Murielle Martin

Parution : Solaris 120, Roberval, 1997, p. 29-32.

Dans ce texte au ton ironique, presque pamphlétaire, Muriel Martin nous offre un survol historique de l’état des genres. Elle observe tout d’abord l’inquiétude de l’amateur de « vraie SF » face au contenu des rayons SF en librairie. Pour ce lecteur frustré, non seulement la fantasy a envahi le territoire de la SF, mais le contenu des rares livres de SF se compose des mêmes intrigues, accessoires et personnages que les années précédentes. Le syndrome de répétition tant reproché à la fantasy mine aussi la SF. Inutile de se tourner vers l’horreur ou le policier, on arrive aux mêmes conclusions. Bref, les genres vont mal, il n’y a plus de bonne littérature de genre, tout allait tellement mieux « avant ».

Muriel Martin nous propose donc un survol historique pour essayer de cibler l’époque à laquelle le lecteur fait référence lorsqu’il rêve d’un âge d’or révolu. Après l’excitante décennie de 1910, avec Edgar Rice Burroughs et Abraham Merritt, la SF de l’époque abordera la décennie suivante avec la répétition des mêmes thèmes et des mêmes approches. Il faudra attendre la fin des années 1920, avec Amazing Stories, pour voir apparaître une littérature à la recherche du nouveau. Cela dure peu. Les revues des années 30 (Wonder StoriesPlanet Stories, etc.) s’adressent davantage aux adolescents qu’aux adultes : aventure, stéréotypes et pauvreté d’invention y font bon ménage. Bien sûr, il y aura Campbell, Bradbury et Leigh Brackett, mais qui parle des années 1939 à 1943 comme de l’Âge d’Or de la SF américaine a oublié la production affligeante qui remplissait les pages de Thrilling Wonder Stories, d’Amazing, etc.

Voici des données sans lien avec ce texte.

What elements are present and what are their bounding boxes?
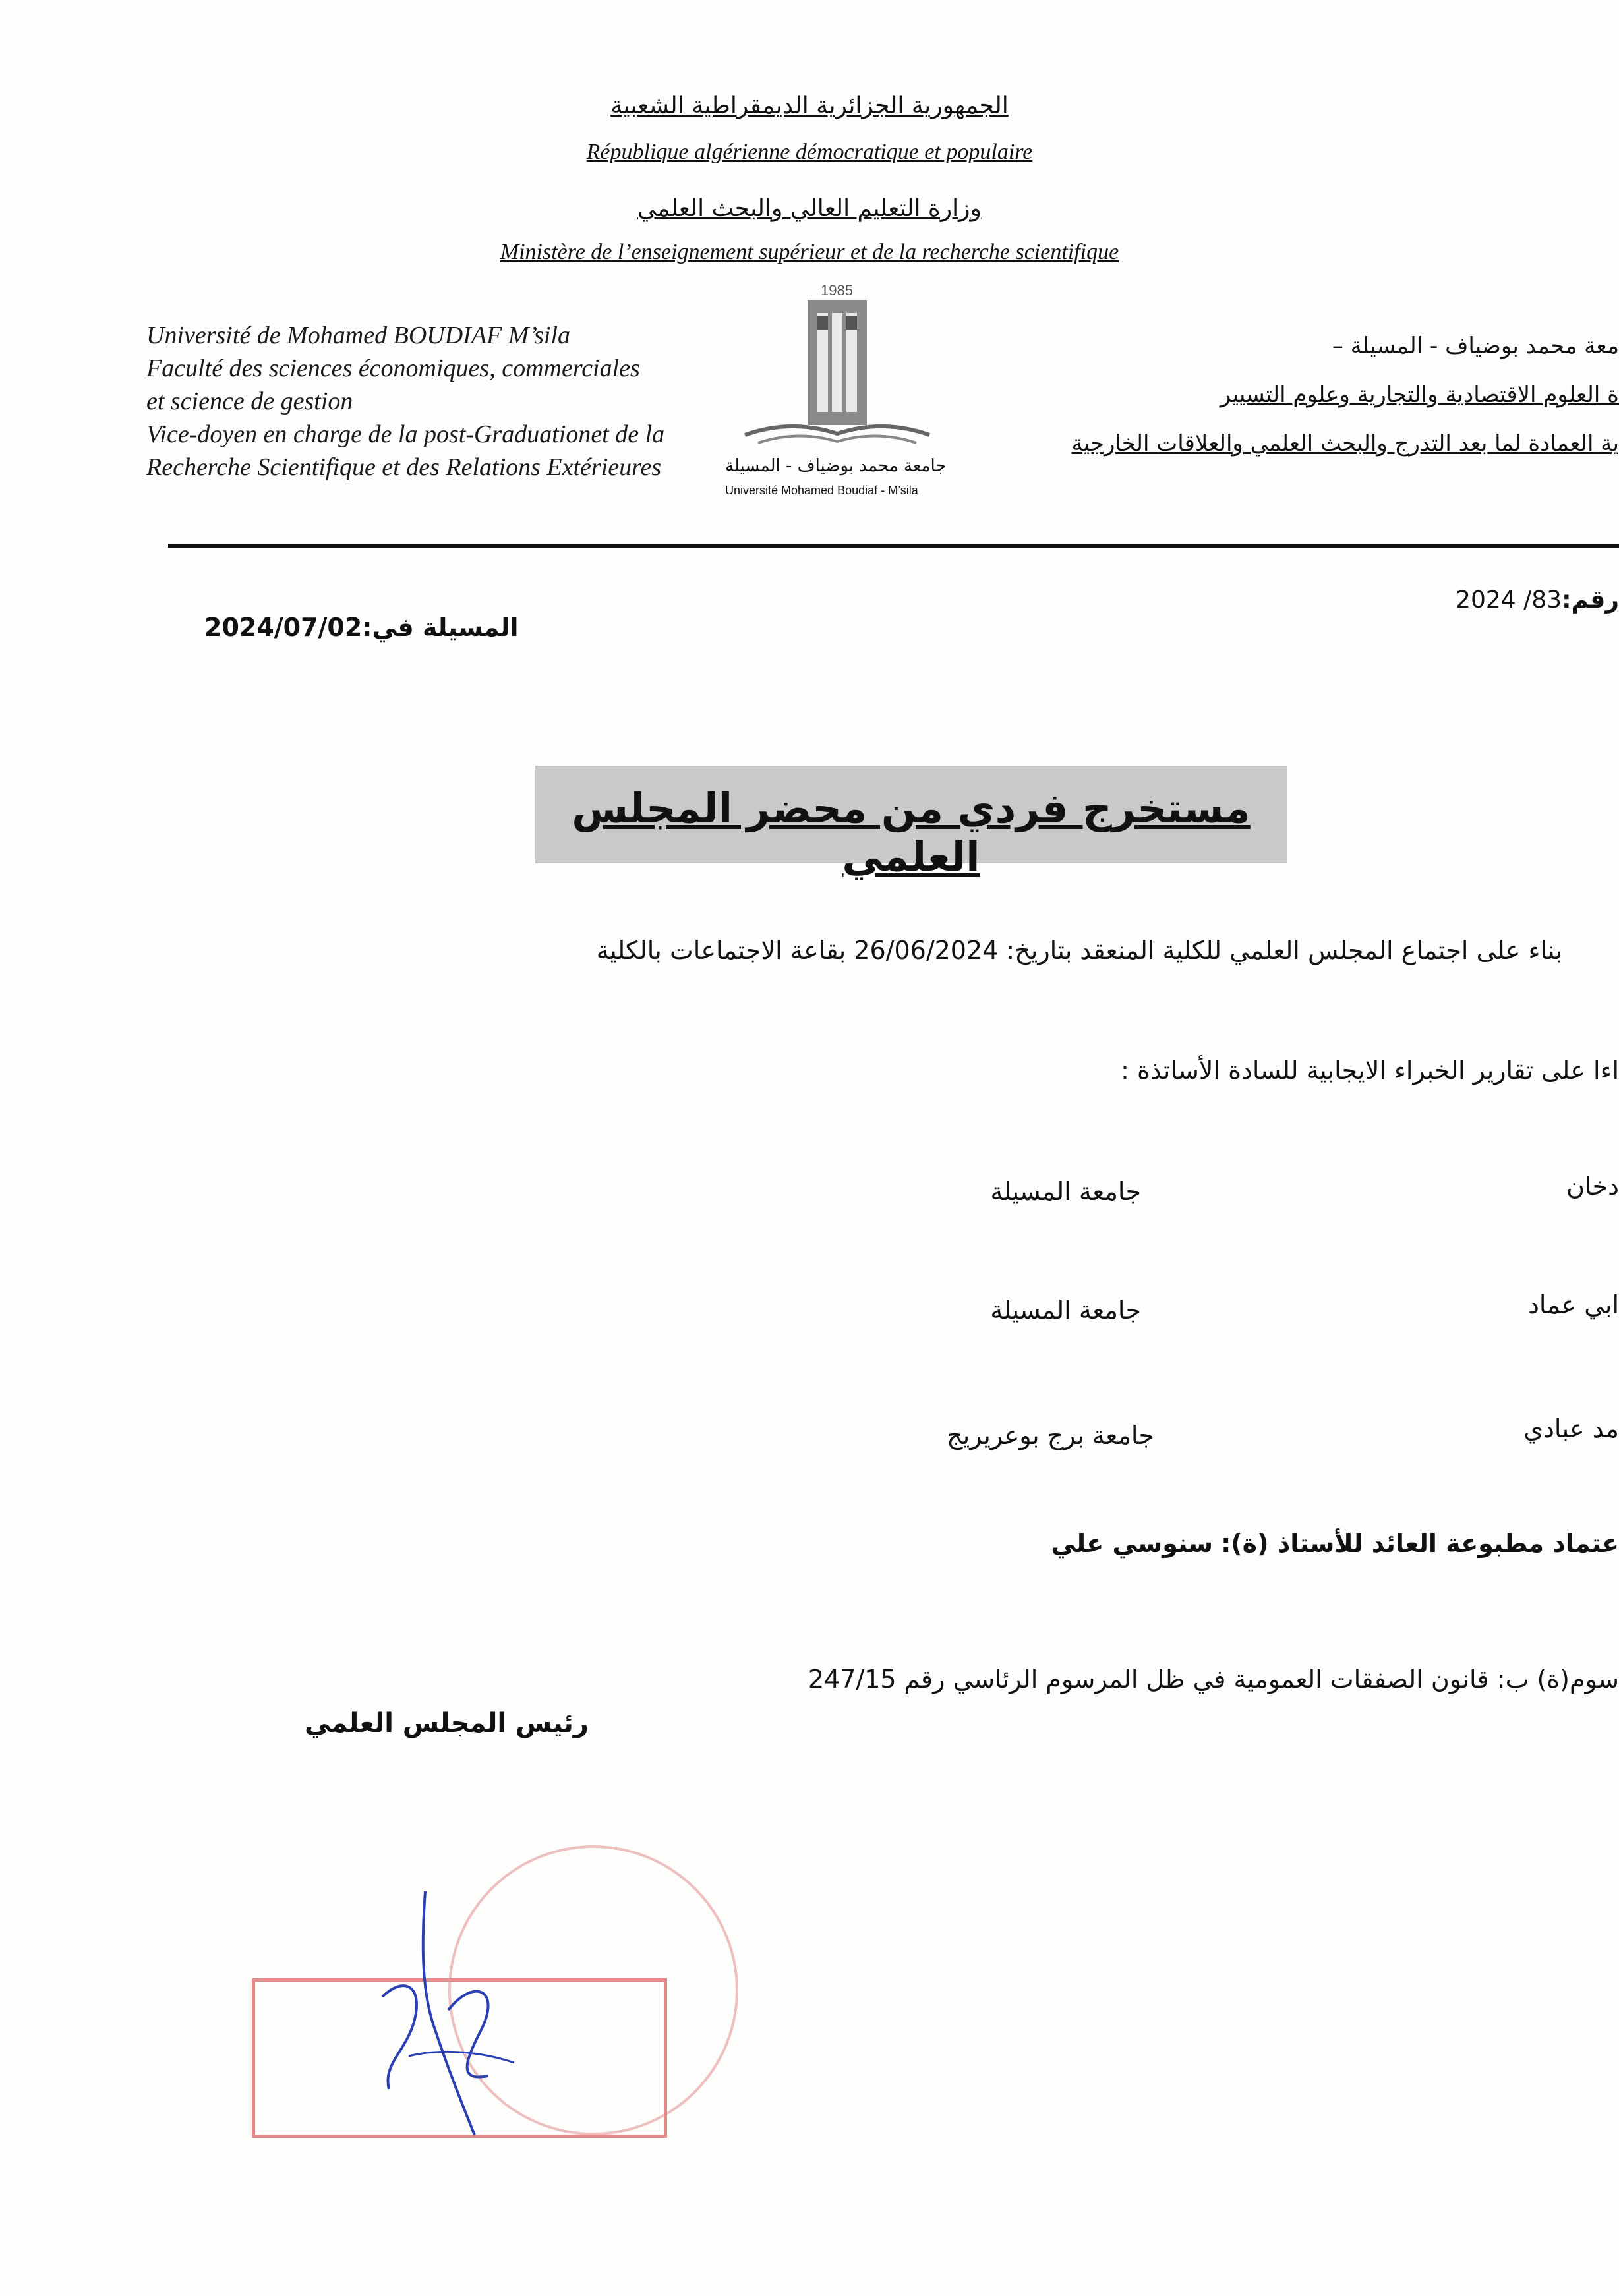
ministry-fr: Ministère de l’enseignement supérieur et de la recherche scientifique [500, 240, 1119, 264]
place-date-value: 2024/07/02 [204, 613, 363, 642]
university-name-fr: Université de Mohamed BOUDIAF M’sila [146, 322, 571, 349]
document-title: مستخرج فردي من محضر المجلس العلمي [572, 784, 1251, 880]
place-date-label: المسيلة في: [362, 613, 519, 642]
logo-year: 1985 [821, 282, 853, 299]
reference-number [1456, 587, 1619, 614]
expert-name: ابي عماد [1527, 1290, 1619, 1319]
expert-university: جامعة المسيلة [990, 1296, 1141, 1325]
republic-ar: الجمهورية الجزائرية الديمقراطية الشعبية [610, 92, 1009, 119]
council-president-title: رئيس المجلس العلمي [305, 1708, 589, 1738]
approval-label: عتماد مطبوعة العائد للأستاذ (ة): [1221, 1529, 1619, 1558]
council-meeting-paragraph: بناء على اجتماع المجلس العلمي للكلية المنعقد بتاريخ: 26/06/2024 بقاعة الاجتماعات بالكلية [596, 936, 1562, 965]
vice-dean-ar: ية العمادة لما بعد التدرج والبحث العلمي والعلاقات الخارجية [1071, 430, 1619, 457]
header-divider [168, 544, 1619, 548]
document-title-box [535, 766, 1287, 880]
university-fr-block [146, 319, 664, 484]
expert-university: جامعة المسيلة [990, 1177, 1141, 1206]
experts-intro: اءا على تقارير الخبراء الايجابية للسادة الأساتذة : [1121, 1056, 1619, 1085]
faculty-name-ar: ة العلوم الاقتصادية والتجارية وعلوم التسيير [1220, 382, 1619, 408]
university-ar-block [960, 330, 1619, 460]
vice-dean-fr-cont: Recherche Scientifique et des Relations Extérieures [146, 453, 662, 481]
approval-name: سنوسي علي [1051, 1529, 1214, 1558]
faculty-name-fr-cont: et science de gestion [146, 387, 353, 415]
expert-name: دخان [1566, 1172, 1619, 1201]
university-logo [719, 277, 956, 501]
republic-fr: République algérienne démocratique et populaire [586, 140, 1033, 164]
logo-caption-fr: Université Mohamed Boudiaf - M’sila [725, 484, 918, 497]
university-name-ar: معة محمد بوضياف - المسيلة – [1332, 333, 1619, 359]
faculty-name-fr: Faculté des sciences économiques, commerciales [146, 355, 640, 382]
handwritten-signature [343, 1885, 672, 2162]
reference-number-value: 83/ 2024 [1456, 587, 1562, 614]
university-emblem-icon [719, 277, 956, 455]
publication-subject: سوم(ة) ب: قانون الصفقات العمومية في ظل المرسوم الرئاسي رقم 247/15 [808, 1665, 1619, 1694]
approval-line [1051, 1529, 1619, 1558]
reference-number-label: رقم: [1562, 587, 1619, 614]
expert-name: مد عبادي [1523, 1414, 1619, 1443]
logo-caption-ar: جامعة محمد بوضياف - المسيلة [725, 456, 947, 476]
place-date [204, 613, 519, 642]
vice-dean-fr: Vice-doyen en charge de la post-Graduationet de la [146, 420, 665, 448]
expert-university: جامعة برج بوعريريج [947, 1421, 1154, 1450]
ministry-ar: وزارة التعليم العالي والبحث العلمي [637, 195, 982, 222]
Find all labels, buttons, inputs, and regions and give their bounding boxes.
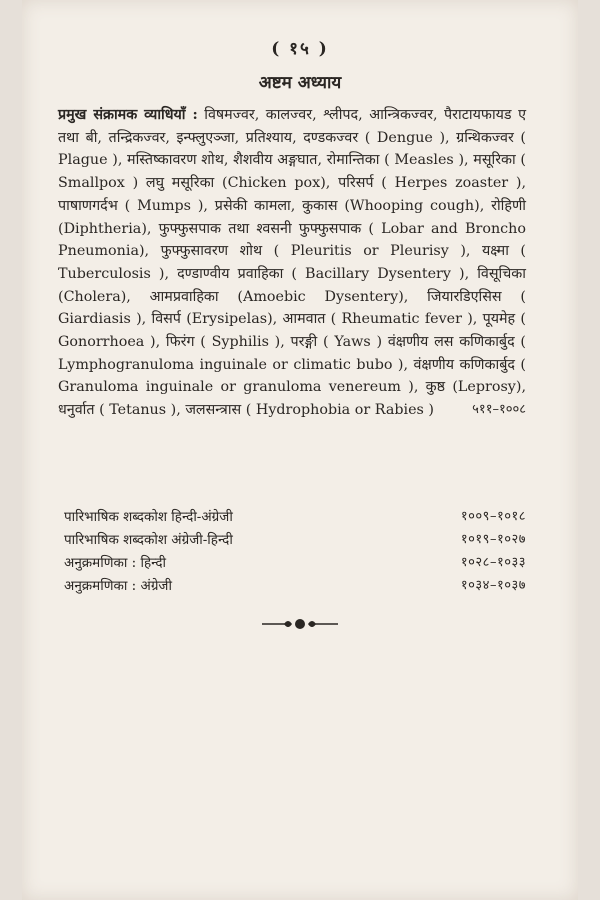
toc-title: अनुक्रमणिका : अंग्रेजी [64,578,172,594]
toc-page-range: १००९–१०१८ [460,509,526,524]
toc-page-range: १०३४–१०३७ [460,578,526,593]
floral-divider-icon [22,616,578,635]
entry-text: विषमज्वर, कालज्वर, श्लीपद, आन्त्रिकज्वर, पैराटायफायड ए तथा बी, तन्द्रिकज्वर, इन्फ्लुएञ्जा, प्रतिश्याय, दण्डकज्वर ( Dengue ), ग्रन्थिकज्वर ( Plague ), मस्तिष्कावरण शोथ, शैशवीय अङ्गघात, रोमान्तिका ( Measles ), मसूरिका ( Smallpox ) लघु मसूरिका (Chicken pox), परिसर्प ( Herpes zoaster ), पाषाणगर्दभ ( Mumps ), प्रसेकी कामला, कुकास (Whooping cough), रोहिणी (Diphtheria), फुफ्फुसपाक तथा श्वसनी फुफ्फुसपाक ( Lobar and Broncho Pneumonia), फुफ्फुसावरण शोथ ( Pleuritis or Pleurisy ), यक्ष्मा ( Tuberculosis ), दण्डाण्वीय प्रवाहिका ( Bacillary Dysentery ), विसूचिका (Cholera), आमप्रवाहिका (Amoebic Dysentery), जियारडिएसिस ( Giardiasis ), विसर्प (Erysipelas), आमवात ( Rheumatic fever ), पूयमेह ( Gonorrhoea ), फिरंग ( Syphilis ), परङ्गी ( Yaws ) वंक्षणीय लस कणिकार्बुद ( Lymphogranuloma inguinale or climatic bubo ), वंक्षणीय कणिकार्बुद ( Granuloma inguinale or granuloma venereum ), कुष्ठ (Leprosy), धनुर्वात ( Tetanus ), जलसन्त्रास ( Hydrophobia or Rabies ) [58,107,526,419]
page-number: ( १५ ) [271,39,329,59]
entry-heading: प्रमुख संक्रामक व्याधियाँ : [58,107,198,123]
toc-row [64,552,526,574]
toc-row [64,575,526,597]
toc-row [64,506,526,528]
toc-title: पारिभाषिक शब्दकोश हिन्दी-अंग्रेजी [64,509,233,525]
toc-page-range: १०१९–१०२७ [460,532,526,547]
contents-entry [58,104,526,422]
toc-title: पारिभाषिक शब्दकोश अंग्रेजी-हिन्दी [64,532,233,548]
book-page [22,0,578,900]
toc-page-range: १०२८–१०३३ [460,555,526,570]
entry-page-range: ५११–१००८ [472,402,526,418]
toc-title: अनुक्रमणिका : हिन्दी [64,555,167,571]
toc-row [64,529,526,551]
chapter-title: अष्टम अध्याय [258,73,342,93]
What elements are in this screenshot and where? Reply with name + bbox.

On pourrait croire que les années 50 sont plus généreuses, avec la venue des Sheckley, Bester, Pohl, Matheson. Ce sont des exceptions : une lecture attentive des revues révèle l’existence d’un océan de médiocrité. Et les années 60 ? Malgré la présence de Dick, Ballard et de nombreux auteurs de la new thing, le grand vendeur des années 60 est Andre Norton, qui prépare le terrain pour deux générations d’écrivaines et de lectrices de fantasy. Autrement dit, il y a toujours eu de ces productions normalisées sur le marché et elles ont toujours accaparé la part du lion.

Le phénomène est devenu plus notable en raison de l’émergence de la fantasy, mais si ce genre littéraire est privilégié par les éditeurs, c’est parce que c’est ce que le public veut lire. Le novum se présente encore, mais toute œuvre différente, pour s’imposer, doit être répétée pour devenir à son tour la norme. La fantasy, comme la télévision, se prête particulièrement bien à une consommation prédigérée, au point que les autres genres se sont conformés à ces modèles. La prolifération des romans situés dans l’univers de Star Trek en est l’exemple le plus frappant. À cet égard, pour reprendre l’hypothèse de Brian Stableford, puisque la pulsion intellectuelle de la SF s’accorde mal avec les longueurs excessives, il est révélateur que certaines séries commencées dans un contexte résolument SF acquièrent une coloration fantasy à mesure que s’accumulent les suites. Mais en cédant à la tentation de la fantasy et de l’étalement sans fin, les œuvres deviennent répétitives et leur structure s’affaiblit.

En conclusion, force est de reconnaître que la « vraie » SF a toujours été minoritaire, et cela en raison même des attentes des lecteurs. 

Source : Champetier, Joël, L'ASFFQ 1997, Alire, p. 212-213.